Main attack vector machine identities
Their current main attack vector is the abuse of machine identities, which are used to determine whether software can be trusted or not. These attacks, which abuse the code signing process, have grown massively in popularity since their use in the Stuxnet attacks more than a decade ago. The cyber security company Venafi recently highlighted how such an attack works in the white paper APT41 Perfects Code Signing Abuse to Escalate Supply Chain Attacks.
Many software developers still insufficiently secure their networks. APT41 recognized this fact years ago and took advantage of it. The group penetrates a software vendor’s network and appropriates their code signing certificate. Code signing certificates are machine identities. They enable developers to prove to the users of their software the authenticity – the trustworthiness – of their software code. Once APT41 has gained control of a certificate, the group can create malware and disguise it with the stolen certificate so that a victim’s security solutions will recognize and treat it as good and trustworthy software rather than malware. It then only has to be delivered to potential users and accepted by them.
APT41 has also found an effective solution for this: compromising the development pipelines of the software providers. Many commercial software companies have also poorly secured their internal work processes. Thus, if APT41 has already infiltrated a vendor’s network, it can also compromise the software development process itself, making the vendor an involuntary multiplier of its attack capabilities. Own malicious code is injected into the development pipelines and signed with the correct certificate – unnoticed by the software developers of the attack victim. The provider then delivers the software – including malicious code – to its customers. By compromising a single commercial software company, APT41 can – in one fell swoop – backdoor, infiltrate and compromise all of their customer systems.
Since 2017, APT41 has successfully deployed such an attack, also known as a supply chain attack, countless times against companies in the software, hardware, media, healthcare, high-tech and telecommunications industries. Even with high-quality, well-protected targets, it often took months – sometimes years – before the corresponding gateway could be tracked down and eliminated. An ideal attack vector for effective and efficient industrial espionage.

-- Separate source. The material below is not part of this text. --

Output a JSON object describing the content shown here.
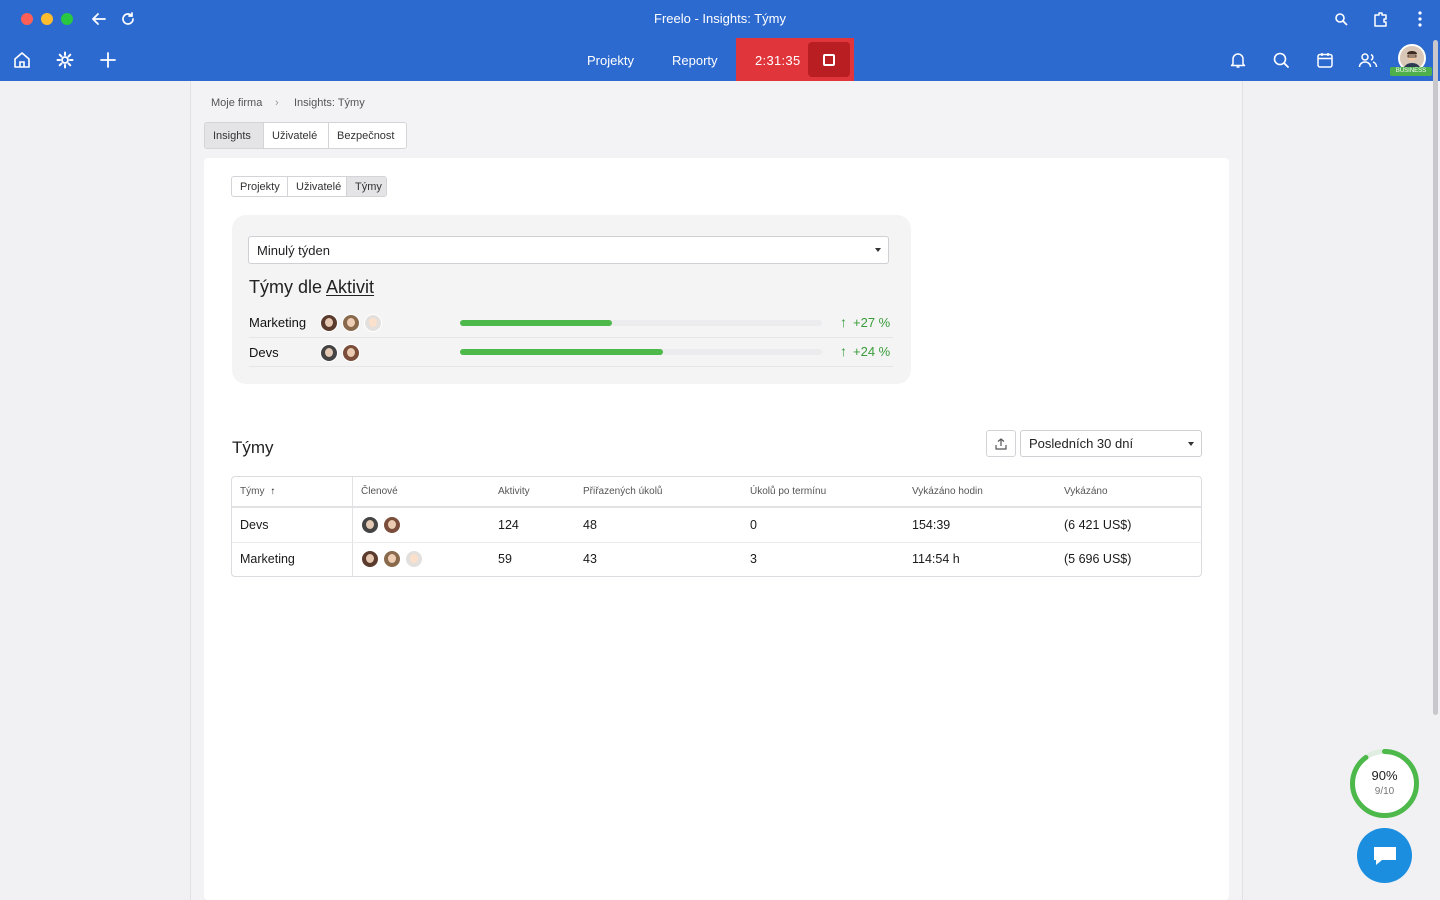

And an effective way to permanently damage the trust of the attacked companies in the security of their networks and security solutions.

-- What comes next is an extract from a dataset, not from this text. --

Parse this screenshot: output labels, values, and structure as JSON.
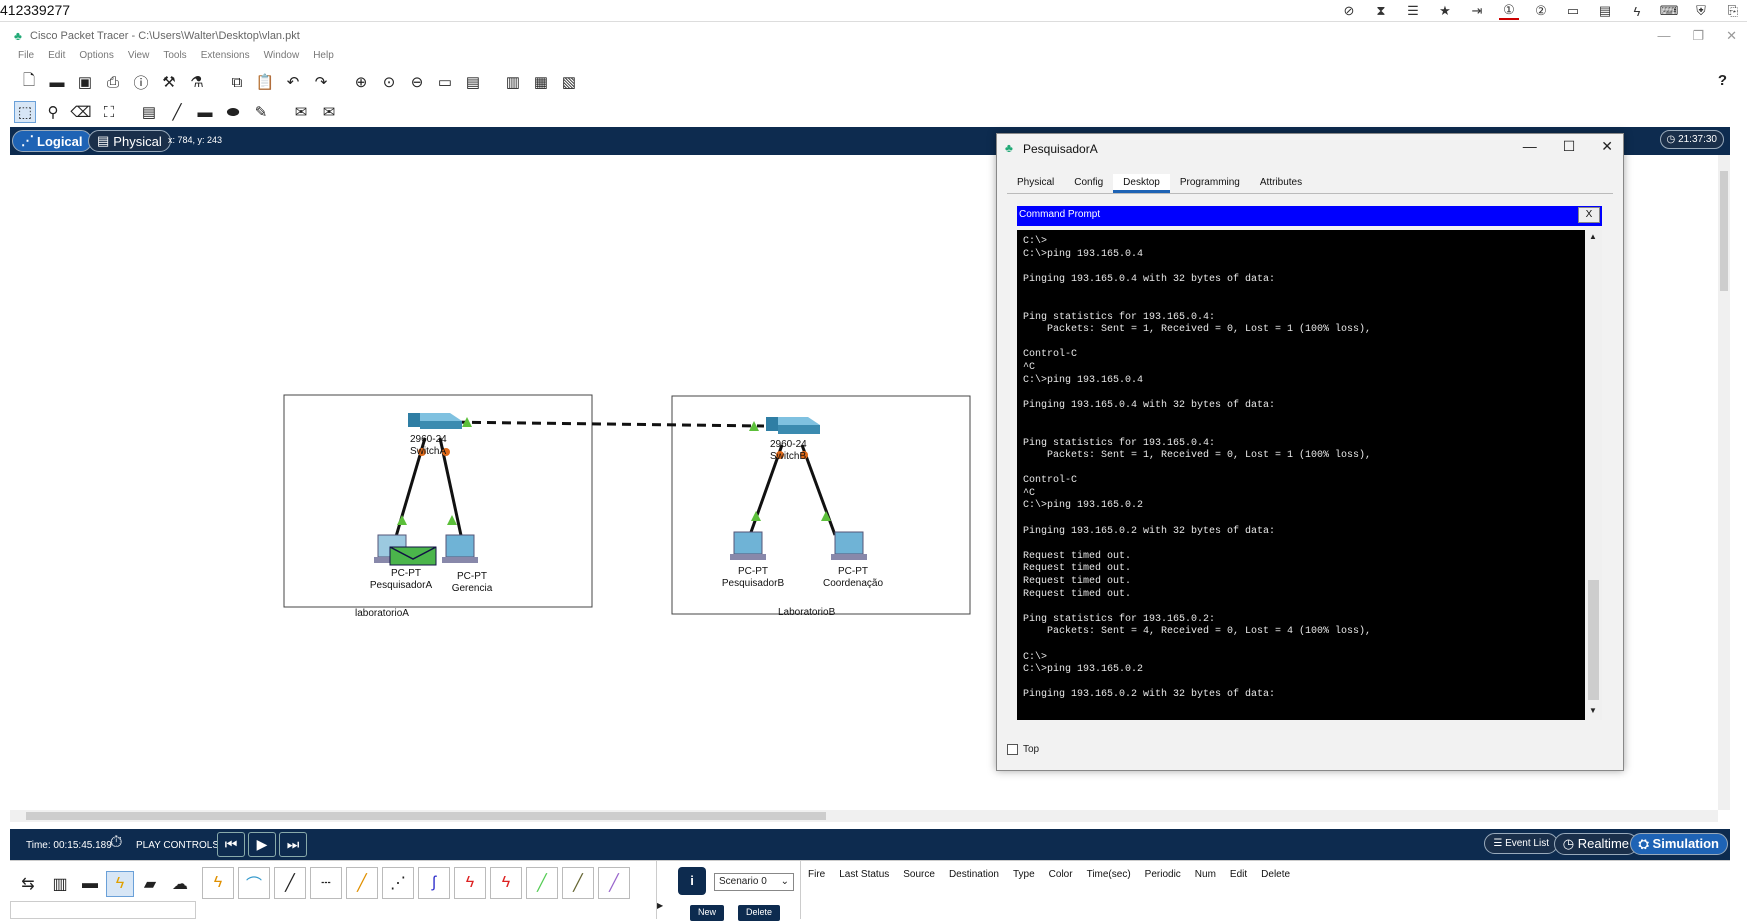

The group will certainly not be able to use the signature misuse attack vector for a long time. Software solutions have long been available to providers with which the signature process of software code can be effectively protected against precisely such attacks. APT41 and the constantly growing army of Chinese state hackers will certainly have long since found new, previously unrecognized starting points for attacks suitable for the masses. The cyber war ‘made in China’ has only just begun.